Nassau County agencies missed their revenue targets by nearly $8 million last year as home sales failed to meet projections, rainy weather discouraged golfers and officials delayed implementing a host of new fees, county officials said.
A report issued last month by Nassau's independent Office of Legislative Budget Review said county departments ended 2014 with a combined $7.96 million shortfall in revenue from fees, payments and collections.
Nassau's Office of Management and Budget projected $165.7 million in revenue from 23 departments. Agencies received only $157.8 million in revenue, according to the report.See alsoNassau County pay hikesDataSearch payroll data on Long Island
A dozen departments failed to meet their budget projections, topped by County Clerk Maureen O'Connell's office, which missed its $36.4 million revenue target by $5.8 million.
Among the departments that saw revenue exceed projections was Social Services, Health and Public Works.
The report attributes the overall shortfall in the clerk's office to sluggish home sales, which fueled a $9.2 million deficit in mortgage recording fees. The shortfall was offset somewhat by a $4.4 million surplus in deed recording fees.
Clerk's office fell short
O'Connell said her office submitted a budget proposal, projecting $31.5 million in revenue in 2014. OMB raised the projection to $36.4 million. The clerk's office ultimately brought in $30.5 million. "Our projections are consistently spot on but we can't control what other departments do," O'Connell said. "We are very conservative and realistic in our projections."

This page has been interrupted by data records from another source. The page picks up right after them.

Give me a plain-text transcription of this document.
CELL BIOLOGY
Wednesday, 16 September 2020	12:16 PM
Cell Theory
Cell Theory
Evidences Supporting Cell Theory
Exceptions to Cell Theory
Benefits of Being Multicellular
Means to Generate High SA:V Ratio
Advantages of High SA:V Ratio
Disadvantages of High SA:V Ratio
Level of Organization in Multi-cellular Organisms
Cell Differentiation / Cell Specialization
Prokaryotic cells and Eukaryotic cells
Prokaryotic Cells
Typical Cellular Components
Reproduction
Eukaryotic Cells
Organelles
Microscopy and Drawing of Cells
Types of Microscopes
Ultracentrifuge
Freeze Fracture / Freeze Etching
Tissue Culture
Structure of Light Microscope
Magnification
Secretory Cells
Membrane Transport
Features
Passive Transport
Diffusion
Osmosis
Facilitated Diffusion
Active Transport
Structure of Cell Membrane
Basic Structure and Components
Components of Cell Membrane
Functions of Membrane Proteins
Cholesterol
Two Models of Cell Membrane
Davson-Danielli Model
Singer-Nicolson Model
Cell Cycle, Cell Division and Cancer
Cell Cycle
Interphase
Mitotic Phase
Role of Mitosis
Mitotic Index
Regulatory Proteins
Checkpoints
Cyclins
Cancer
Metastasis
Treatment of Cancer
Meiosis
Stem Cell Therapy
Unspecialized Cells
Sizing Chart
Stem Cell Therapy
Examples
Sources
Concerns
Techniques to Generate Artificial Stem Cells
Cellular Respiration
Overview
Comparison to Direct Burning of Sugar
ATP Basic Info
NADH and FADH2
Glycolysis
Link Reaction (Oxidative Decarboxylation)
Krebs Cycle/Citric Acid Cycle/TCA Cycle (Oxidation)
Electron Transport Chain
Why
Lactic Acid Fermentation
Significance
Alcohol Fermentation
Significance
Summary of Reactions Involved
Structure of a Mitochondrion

Eric Naughton, Nassau's deputy county executive for finance, said that when OMB finalized the 2014 budget in September 2013, "the amount of activity [at the clerk's office] was very good." He noted that the clerk's revenue submission in 2013 was $24 million, but the office actually brought in $39.2 million.
The Parks Department missed its $19.5 million revenue target by nearly $1.8 million, the report said. The biggest culprit was $1 million in unrealized golf revenue and a $500,000 shortfall at the Aquatic Center in Eisenhower Park.
Spokeswoman Mary Studdert attributed the drop to heavy rains that forced courses to close more often than usual. The National Weather Service said 2014 was the fifth-wettest year on Long Island since the agency began measuring rainfall at MacArthur Airport in 1984.
The Aquatic Center closed for eight weeks last summer for renovations to the heating and air-conditioning system, leading to the revenue shortage, Studdert said. "We project revenues to fully rebound," she said.
Delay in fee hikes didn't help
In June, county lawmakers voted to hike a host of fees, boosting the price to play golf, reserve baseball fields at Nassau parks and rent cabanas or park at Nickerson Beach.
But county officials agreed not to immediately implement the hikes, as Nickerson cabanas already had been reserved, Studdert said. Also, some schools and nonprofits that use the ballfields had not budgeted for the increase. Most fee increases did not go into effect until early 2015, Studdert said.
Lawmakers also approved a new tax map verification fee under a program allowing residents to get up-to-date information on land documents from the Assessment Department. Assessment did not implement the fee until March 2015, leading to a $1.5 million agency shortfall last year, the report said.
The police department missed its revenue target by $2.5 million due to a drop in tow truck franchise fees and fees for emergency ambulance transport, the report found.
Police spokesman Gary Shapiro attributed the shortfall to individuals who received checks for ambulance billing from their insurance companies but failed to submit those payments to the county.
Nassau offset the $7.9 million departmentwide shortfall with increased revenue from sources such as county permits and licenses, along with fines from the now-defunct school-zone speed camera program, the report said.
Ten agencies had higher than expected revenue, led by the Department of Social Services, which ended 2014 with a $1.9 million surplus due in part to a rise in Medicaid-related recoveries. Commissioner John Imhof attributed the surplus to "prudent budgeting and judicious managerial oversight."
The Health Department ended 2014 with a $1.7 million surplus. The county collected higher than anticipated Medicaid receipts for early intervention services that are provided to special needs children, Commissioner Lawrence Eisenstein said.
Nassau Comptroller George Maragos reported last month that the county ended 2014 with a $10.7 million budget surplus, primarily because it borrowed $121.1 million to pay for property tax refunds, legal judgments and settlements, and police termination pay. But Maragos said the county's structural deficit -- the difference between its recurring expenses and recurring revenues -- was $191.2 million.